Port of Houston’s Bayport Container Terminal ( Photo: Port of Houston )

The Port of Houston is going forward on boosting its container capacity with plans to purchase three new ship-to-shore cranes and to study a widening and deepening project for the ship channel. 

The Port of Houston Authority said it signed a $35 million contract for three neopanamax cranes to be installed at the Bayport Container Terminal. The cranes are expected to be operational in the summer of 2021 and will be the tallest to date for the Port of Houston at 158 feet under the spreader.

The cranes are capable of handling ships up to 18,000 twenty-foot equivalent units (TEUs) in capacity. The three cranes will bring the Port of Houston’s fleet of ship-to-shore cranes to 29 cranes in total.

Houston’s container throughput is one of the strongest in the U.S. thanks to strong export growth from the region’s petrochemical manufacturers. Year-to-date TEUs handled in through August totaled nearly two million, an increase of 11 percent compared to this time last year. Port officials expect Houston’s total container throughput to near three million by the end of this year.

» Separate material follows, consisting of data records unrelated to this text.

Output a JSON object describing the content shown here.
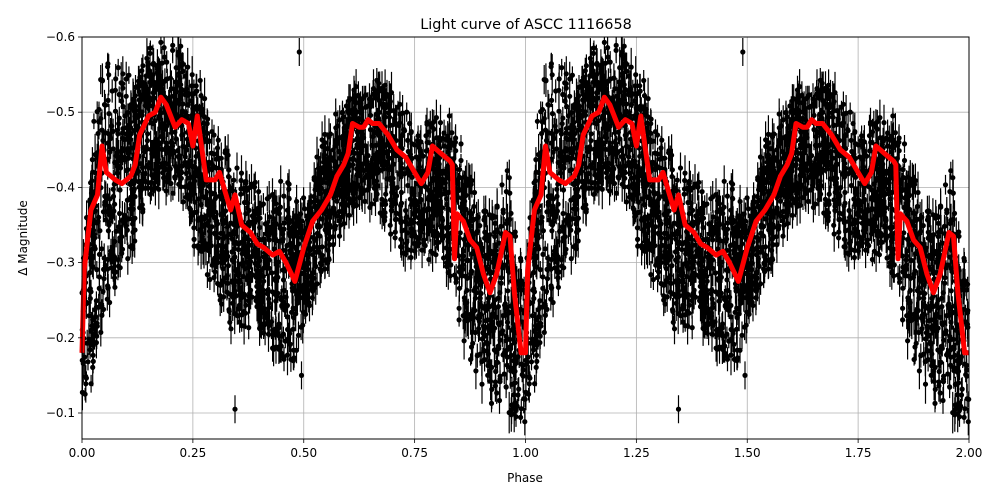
{
  "chart_data": {
    "type": "scatter",
    "title": "Light curve of ASCC 1116658",
    "xlabel": "Phase",
    "ylabel": "Δ Magnitude",
    "xlim": [
      0.0,
      2.0
    ],
    "ylim": [
      -0.6,
      -0.065
    ],
    "y_inverted": true,
    "grid": true,
    "legend": null,
    "x_ticks": [
      "0.00",
      "0.25",
      "0.50",
      "0.75",
      "1.00",
      "1.25",
      "1.50",
      "1.75",
      "2.00"
    ],
    "x_tick_values": [
      0.0,
      0.25,
      0.5,
      0.75,
      1.0,
      1.25,
      1.5,
      1.75,
      2.0
    ],
    "y_ticks": [
      "−0.6",
      "−0.5",
      "−0.4",
      "−0.3",
      "−0.2",
      "−0.1"
    ],
    "y_tick_values": [
      -0.6,
      -0.5,
      -0.4,
      -0.3,
      -0.2,
      -0.1
    ],
    "series": [
      {
        "name": "observations",
        "kind": "errorbar-scatter",
        "color": "#000000",
        "description": "Dense phase-folded photometry with error bars, repeated over two cycles; scatter spans roughly ±0.1 mag around the fitted curve",
        "envelope": {
          "phase": [
            0.0,
            0.02,
            0.05,
            0.08,
            0.12,
            0.15,
            0.18,
            0.22,
            0.26,
            0.3,
            0.34,
            0.38,
            0.42,
            0.46,
            0.48,
            0.5,
            0.55,
            0.6,
            0.65,
            0.7,
            0.75,
            0.8,
            0.84,
            0.88,
            0.92,
            0.96,
            1.0
          ],
          "upper": [
            -0.3,
            -0.5,
            -0.58,
            -0.58,
            -0.55,
            -0.6,
            -0.6,
            -0.6,
            -0.56,
            -0.48,
            -0.45,
            -0.42,
            -0.4,
            -0.42,
            -0.4,
            -0.4,
            -0.48,
            -0.54,
            -0.56,
            -0.55,
            -0.5,
            -0.5,
            -0.5,
            -0.42,
            -0.38,
            -0.45,
            -0.3
          ],
          "lower": [
            -0.07,
            -0.12,
            -0.2,
            -0.27,
            -0.3,
            -0.38,
            -0.37,
            -0.38,
            -0.3,
            -0.25,
            -0.2,
            -0.2,
            -0.17,
            -0.15,
            -0.14,
            -0.2,
            -0.28,
            -0.35,
            -0.36,
            -0.32,
            -0.28,
            -0.3,
            -0.22,
            -0.15,
            -0.1,
            -0.07,
            -0.07
          ]
        },
        "outliers": [
          {
            "phase": 0.345,
            "mag": -0.105
          },
          {
            "phase": 1.345,
            "mag": -0.105
          },
          {
            "phase": 0.495,
            "mag": -0.15
          },
          {
            "phase": 1.495,
            "mag": -0.15
          },
          {
            "phase": 0.49,
            "mag": -0.58
          },
          {
            "phase": 1.49,
            "mag": -0.58
          },
          {
            "phase": 0.79,
            "mag": -0.48
          },
          {
            "phase": 1.79,
            "mag": -0.48
          }
        ]
      },
      {
        "name": "binned mean",
        "kind": "line",
        "color": "#ff0000",
        "line_width": 5,
        "period_repeat": 2,
        "phase": [
          0.0,
          0.005,
          0.02,
          0.035,
          0.045,
          0.055,
          0.075,
          0.09,
          0.11,
          0.12,
          0.13,
          0.15,
          0.165,
          0.178,
          0.19,
          0.21,
          0.225,
          0.24,
          0.25,
          0.26,
          0.28,
          0.3,
          0.31,
          0.325,
          0.335,
          0.345,
          0.36,
          0.38,
          0.395,
          0.41,
          0.43,
          0.445,
          0.46,
          0.48,
          0.5,
          0.52,
          0.54,
          0.56,
          0.575,
          0.59,
          0.6,
          0.61,
          0.625,
          0.635,
          0.645,
          0.655,
          0.67,
          0.69,
          0.71,
          0.73,
          0.75,
          0.765,
          0.78,
          0.79,
          0.81,
          0.83,
          0.835,
          0.84,
          0.845,
          0.86,
          0.875,
          0.89,
          0.905,
          0.92,
          0.935,
          0.955,
          0.965,
          0.975,
          0.99,
          1.0
        ],
        "values": [
          -0.18,
          -0.29,
          -0.37,
          -0.39,
          -0.455,
          -0.42,
          -0.41,
          -0.405,
          -0.415,
          -0.43,
          -0.47,
          -0.495,
          -0.5,
          -0.52,
          -0.51,
          -0.48,
          -0.49,
          -0.485,
          -0.455,
          -0.495,
          -0.41,
          -0.41,
          -0.42,
          -0.39,
          -0.37,
          -0.39,
          -0.35,
          -0.34,
          -0.325,
          -0.32,
          -0.31,
          -0.315,
          -0.3,
          -0.275,
          -0.32,
          -0.355,
          -0.37,
          -0.39,
          -0.415,
          -0.43,
          -0.445,
          -0.485,
          -0.48,
          -0.48,
          -0.49,
          -0.485,
          -0.485,
          -0.47,
          -0.45,
          -0.44,
          -0.42,
          -0.405,
          -0.42,
          -0.455,
          -0.445,
          -0.435,
          -0.43,
          -0.305,
          -0.365,
          -0.355,
          -0.33,
          -0.32,
          -0.285,
          -0.26,
          -0.285,
          -0.34,
          -0.335,
          -0.26,
          -0.18,
          -0.18
        ]
      }
    ]
  },
  "colors": {
    "points": "#000000",
    "curve": "#ff0000",
    "grid": "#b0b0b0",
    "axes": "#000000",
    "background": "#ffffff"
  }
}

But the narrowness of Houston’s ship channel and 45-foot water depth limit Houston to mostly handling ships of 6,000- to 8,000-TEU capacity. 

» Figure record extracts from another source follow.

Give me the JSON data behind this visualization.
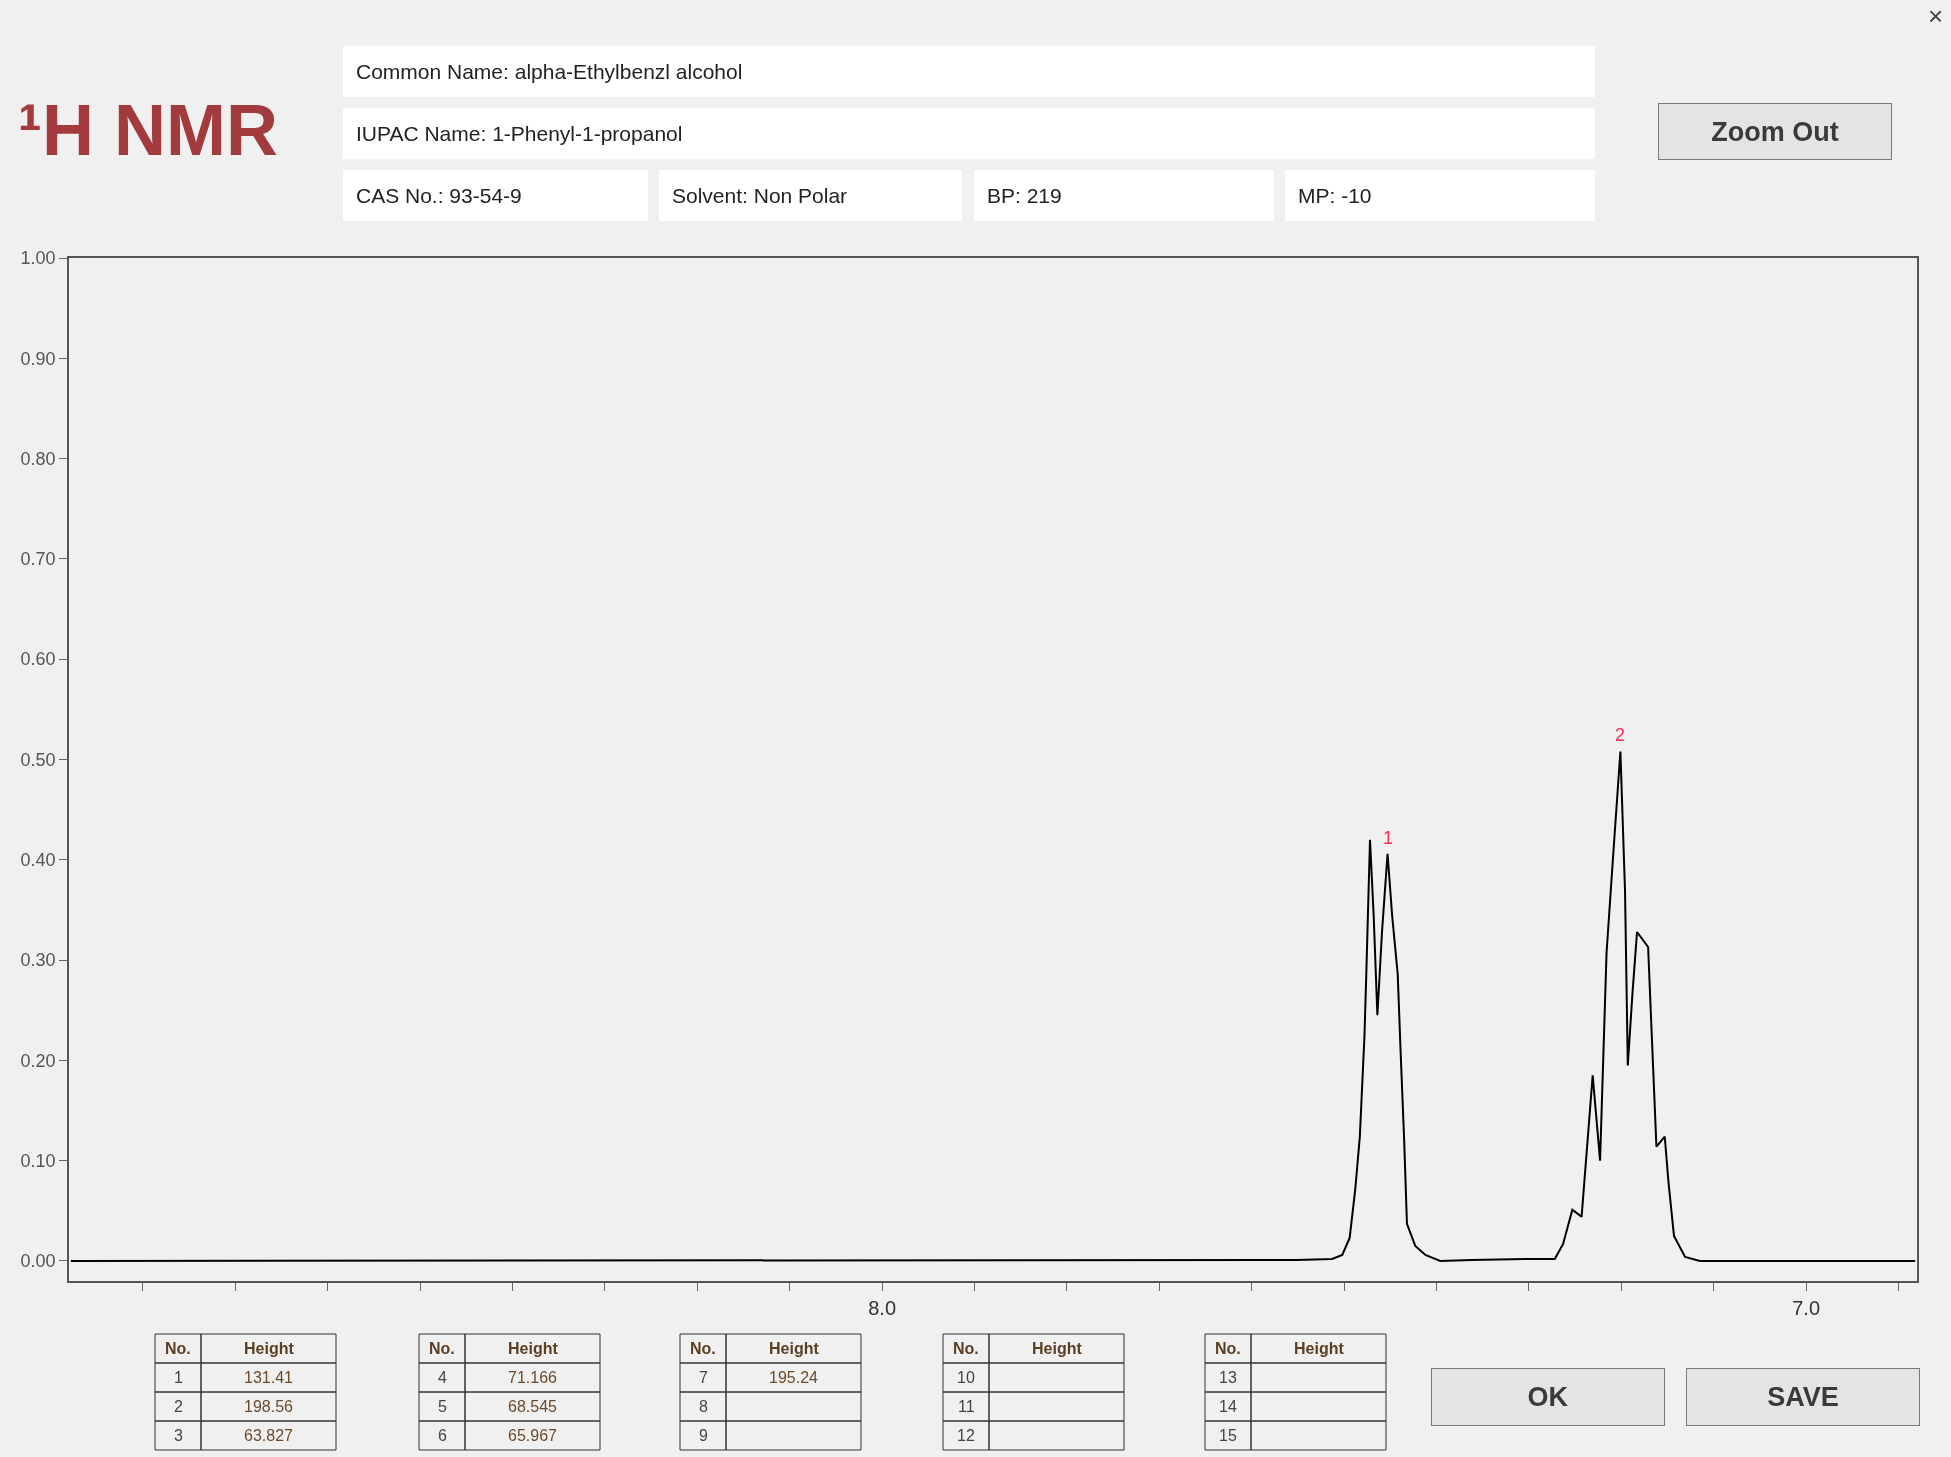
{
  "chart_data": {
    "type": "line",
    "title": "¹H NMR",
    "color": "#000000",
    "x": [
      8.878,
      7.551,
      7.513,
      7.502,
      7.494,
      7.488,
      7.483,
      7.478,
      7.476,
      7.472,
      7.468,
      7.464,
      7.459,
      7.453,
      7.448,
      7.442,
      7.439,
      7.435,
      7.432,
      7.423,
      7.412,
      7.396,
      7.362,
      7.304,
      7.272,
      7.263,
      7.253,
      7.243,
      7.231,
      7.223,
      7.216,
      7.209,
      7.201,
      7.196,
      7.193,
      7.188,
      7.183,
      7.171,
      7.167,
      7.162,
      7.153,
      7.149,
      7.143,
      7.131,
      7.115,
      6.882
    ],
    "values": [
      0.0,
      0.001,
      0.002,
      0.006,
      0.023,
      0.071,
      0.124,
      0.224,
      0.286,
      0.42,
      0.344,
      0.245,
      0.328,
      0.406,
      0.344,
      0.286,
      0.212,
      0.12,
      0.037,
      0.015,
      0.006,
      0.0,
      0.001,
      0.002,
      0.002,
      0.017,
      0.051,
      0.044,
      0.185,
      0.1,
      0.307,
      0.402,
      0.508,
      0.369,
      0.195,
      0.266,
      0.328,
      0.313,
      0.224,
      0.114,
      0.124,
      0.079,
      0.025,
      0.004,
      0.0,
      0.0
    ],
    "xlim": [
      8.88,
      6.88
    ],
    "xticks": [
      {
        "value": 8.8,
        "label": null
      },
      {
        "value": 8.7,
        "label": null
      },
      {
        "value": 8.6,
        "label": null
      },
      {
        "value": 8.5,
        "label": null
      },
      {
        "value": 8.4,
        "label": null
      },
      {
        "value": 8.3,
        "label": null
      },
      {
        "value": 8.2,
        "label": null
      },
      {
        "value": 8.1,
        "label": null
      },
      {
        "value": 8.0,
        "label": "8.0"
      },
      {
        "value": 7.9,
        "label": null
      },
      {
        "value": 7.8,
        "label": null
      },
      {
        "value": 7.7,
        "label": null
      },
      {
        "value": 7.6,
        "label": null
      },
      {
        "value": 7.5,
        "label": null
      },
      {
        "value": 7.4,
        "label": null
      },
      {
        "value": 7.3,
        "label": null
      },
      {
        "value": 7.2,
        "label": null
      },
      {
        "value": 7.1,
        "label": null
      },
      {
        "value": 7.0,
        "label": "7.0"
      },
      {
        "value": 6.9,
        "label": null
      }
    ],
    "ylim": [
      -0.02,
      1.0
    ],
    "yticks": [
      {
        "value": 0.0,
        "label": "0.00"
      },
      {
        "value": 0.1,
        "label": "0.10"
      },
      {
        "value": 0.2,
        "label": "0.20"
      },
      {
        "value": 0.3,
        "label": "0.30"
      },
      {
        "value": 0.4,
        "label": "0.40"
      },
      {
        "value": 0.5,
        "label": "0.50"
      },
      {
        "value": 0.6,
        "label": "0.60"
      },
      {
        "value": 0.7,
        "label": "0.70"
      },
      {
        "value": 0.8,
        "label": "0.80"
      },
      {
        "value": 0.9,
        "label": "0.90"
      },
      {
        "value": 1.0,
        "label": "1.00"
      }
    ],
    "annotations": [
      "×",
      "Common Name: alpha-Ethylbenzl alcohol",
      "IUPAC Name: 1-Phenyl-1-propanol",
      "CAS No.: 93-54-9",
      "Solvent: Non Polar",
      "BP: 219",
      "MP: -10",
      "Zoom Out",
      {
        "text": "1",
        "x": 7.453,
        "y": 0.406
      },
      {
        "text": "2",
        "x": 7.201,
        "y": 0.508
      },
      "No.",
      "Height",
      "1",
      "131.41",
      "2",
      "198.56",
      "3",
      "63.827",
      "No.",
      "Height",
      "4",
      "71.166",
      "5",
      "68.545",
      "6",
      "65.967",
      "No.",
      "Height",
      "7",
      "195.24",
      "8",
      null,
      "9",
      null,
      "No.",
      "Height",
      "10",
      null,
      "11",
      null,
      "12",
      null,
      "No.",
      "Height",
      "13",
      null,
      "14",
      null,
      "15",
      null,
      "OK",
      "SAVE"
    ]
  }
}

To that end, the Port Authority also awarded a $5.5 million professional services contract for “engineering, design and project coordination” on the widening and deepening of the ship channel. 

Due to the demand for increased capacity and larger ships, the Port of Houston said it proposed an expedited schedule for dredging to begin by 2021 and the project to be completed in 2024.

The channel widening, along with deepening in some sections, is the eleventh and next majorship channel expansion project. The last widening and deepening of the channel was completed in 2005.